Anayasal kriz: Donald Trump kuvvetler ayrılığını ayaklar altına alıyor, ne zamana kadar?
%3Aquality(70)%3Afocal(2135x1754%3A2145x1764)%2Fcloudfront-eu-central-1.images.arcpublishing.com%2Fliberation%2FBQYIK6ZBRJHLVJEXZH5WRSCNQ4.jpg&w=1280&q=100)
ABD'de "anayasal kriz" mi var? Her halükarda, Amerika'nın dünyadaki anayasa hukukçuları tarafından bilinen meşhur "denge ve kontrol" sistemi olan kuvvetler ayrılığının niteliği konusunda gerçek bir hukuki tartışma yaşanıyor. Uzmanlar sistemin gerektiği gibi çalışıp çalışmadığı (yürütme organı kararlar alıyor ve bunlar anayasaya aykırıysa hakimler bunları engelliyor) veya Donald Trump'ın yürütme emirlerinin tüm yasalara aykırı olup olmadığı ve mahkemede itiraz edilemeyeceği konusunda fikir ayrılığına düşüyor.

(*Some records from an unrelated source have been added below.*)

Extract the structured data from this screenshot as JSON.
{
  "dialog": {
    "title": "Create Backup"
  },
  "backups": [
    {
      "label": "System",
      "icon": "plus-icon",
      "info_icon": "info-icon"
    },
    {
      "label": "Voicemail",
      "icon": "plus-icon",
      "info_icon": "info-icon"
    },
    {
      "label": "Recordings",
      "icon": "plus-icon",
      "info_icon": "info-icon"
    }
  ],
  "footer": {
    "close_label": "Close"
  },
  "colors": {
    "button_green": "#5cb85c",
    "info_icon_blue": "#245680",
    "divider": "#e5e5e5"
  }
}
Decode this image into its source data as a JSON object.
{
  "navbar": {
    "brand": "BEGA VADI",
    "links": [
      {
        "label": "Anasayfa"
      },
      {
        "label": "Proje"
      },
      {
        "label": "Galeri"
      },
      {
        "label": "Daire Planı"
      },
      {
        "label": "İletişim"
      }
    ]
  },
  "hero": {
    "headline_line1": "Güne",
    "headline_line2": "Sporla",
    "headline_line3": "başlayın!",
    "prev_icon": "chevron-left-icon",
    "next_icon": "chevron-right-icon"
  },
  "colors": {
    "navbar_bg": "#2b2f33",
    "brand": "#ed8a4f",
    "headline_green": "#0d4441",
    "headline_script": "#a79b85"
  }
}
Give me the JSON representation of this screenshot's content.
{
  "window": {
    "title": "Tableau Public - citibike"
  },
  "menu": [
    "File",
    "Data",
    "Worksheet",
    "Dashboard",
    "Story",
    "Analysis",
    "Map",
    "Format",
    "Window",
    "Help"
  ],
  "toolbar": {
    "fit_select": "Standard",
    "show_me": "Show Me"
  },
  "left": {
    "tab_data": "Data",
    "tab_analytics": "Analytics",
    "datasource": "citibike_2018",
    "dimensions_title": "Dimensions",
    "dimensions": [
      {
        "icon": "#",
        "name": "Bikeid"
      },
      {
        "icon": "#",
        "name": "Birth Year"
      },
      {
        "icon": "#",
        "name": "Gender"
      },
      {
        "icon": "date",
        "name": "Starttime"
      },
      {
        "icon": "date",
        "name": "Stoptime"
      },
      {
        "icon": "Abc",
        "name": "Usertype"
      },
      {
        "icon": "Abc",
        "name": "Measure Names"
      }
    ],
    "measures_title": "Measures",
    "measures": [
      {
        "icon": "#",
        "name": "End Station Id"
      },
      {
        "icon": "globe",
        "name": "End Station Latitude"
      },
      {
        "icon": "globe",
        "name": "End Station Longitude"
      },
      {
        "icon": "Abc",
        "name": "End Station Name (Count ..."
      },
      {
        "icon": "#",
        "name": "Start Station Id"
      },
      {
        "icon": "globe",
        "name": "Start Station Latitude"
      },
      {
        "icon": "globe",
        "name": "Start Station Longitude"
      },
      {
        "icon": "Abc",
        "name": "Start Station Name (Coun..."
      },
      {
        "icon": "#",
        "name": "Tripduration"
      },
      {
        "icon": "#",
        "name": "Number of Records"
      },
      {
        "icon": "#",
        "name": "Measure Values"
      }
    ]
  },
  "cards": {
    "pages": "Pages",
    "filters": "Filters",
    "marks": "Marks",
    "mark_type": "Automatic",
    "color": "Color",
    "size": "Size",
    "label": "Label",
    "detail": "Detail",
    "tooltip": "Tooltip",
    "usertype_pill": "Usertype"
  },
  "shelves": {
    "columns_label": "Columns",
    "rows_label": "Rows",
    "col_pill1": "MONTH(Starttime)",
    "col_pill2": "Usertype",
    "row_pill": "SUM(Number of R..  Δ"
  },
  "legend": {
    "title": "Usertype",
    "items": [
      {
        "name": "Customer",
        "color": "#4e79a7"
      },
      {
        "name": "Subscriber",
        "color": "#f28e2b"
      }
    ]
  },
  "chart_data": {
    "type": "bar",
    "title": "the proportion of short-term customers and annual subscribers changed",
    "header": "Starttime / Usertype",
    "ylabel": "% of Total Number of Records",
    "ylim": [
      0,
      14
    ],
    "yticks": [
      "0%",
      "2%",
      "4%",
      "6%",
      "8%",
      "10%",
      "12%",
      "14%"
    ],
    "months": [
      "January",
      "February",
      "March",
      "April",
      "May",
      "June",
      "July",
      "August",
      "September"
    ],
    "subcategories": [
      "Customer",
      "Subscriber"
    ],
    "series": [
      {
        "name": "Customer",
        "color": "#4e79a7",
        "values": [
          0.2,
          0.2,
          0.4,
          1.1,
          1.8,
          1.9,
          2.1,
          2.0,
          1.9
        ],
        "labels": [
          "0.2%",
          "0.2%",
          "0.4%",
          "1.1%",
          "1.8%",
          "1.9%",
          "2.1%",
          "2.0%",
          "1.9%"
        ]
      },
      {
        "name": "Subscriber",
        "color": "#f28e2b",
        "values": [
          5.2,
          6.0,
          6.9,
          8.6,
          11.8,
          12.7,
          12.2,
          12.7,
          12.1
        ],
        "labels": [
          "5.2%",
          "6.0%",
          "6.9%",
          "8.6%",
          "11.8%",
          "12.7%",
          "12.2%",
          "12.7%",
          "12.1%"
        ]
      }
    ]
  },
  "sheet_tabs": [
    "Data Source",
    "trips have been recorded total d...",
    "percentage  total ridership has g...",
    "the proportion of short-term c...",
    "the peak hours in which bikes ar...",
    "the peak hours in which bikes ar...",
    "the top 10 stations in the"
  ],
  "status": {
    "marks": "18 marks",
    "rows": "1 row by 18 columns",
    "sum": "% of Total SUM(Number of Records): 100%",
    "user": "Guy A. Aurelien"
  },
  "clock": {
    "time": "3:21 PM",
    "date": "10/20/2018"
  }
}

Donald Trump, ikinci kez iktidara gelmesinin üzerinden henüz yirmi beş gün geçmişken, sosyal medya üzerinden yaptığı açıklamada, "Ülkesini kurtaran hiçbir yasayı çiğnemez" ifadesini, devlet başkanının sorumsuzluğu ilkesine benzeyen "Kral hiçbir kötülük yapamaz" şeklindeki Napolyon özdeyişine benzetti. Bu durum, Yüksek Mahkeme'nin 2024 yılında Donald Trump'a karşı Amerika Birleşik Devletleri davasında başkanlık dokunulmazlığına ilişkin verdiği çok geniş yorumla da destekleniyor. Bu, Carl Schmitt'in, devlet başkanı tarafından acil durum kararı verildiğinde, anayasal kuralların, anayasa tarafından haklı gösterilen olumsuz bir rejim lehine askıya alındığı vizyonunu yansıtıyor.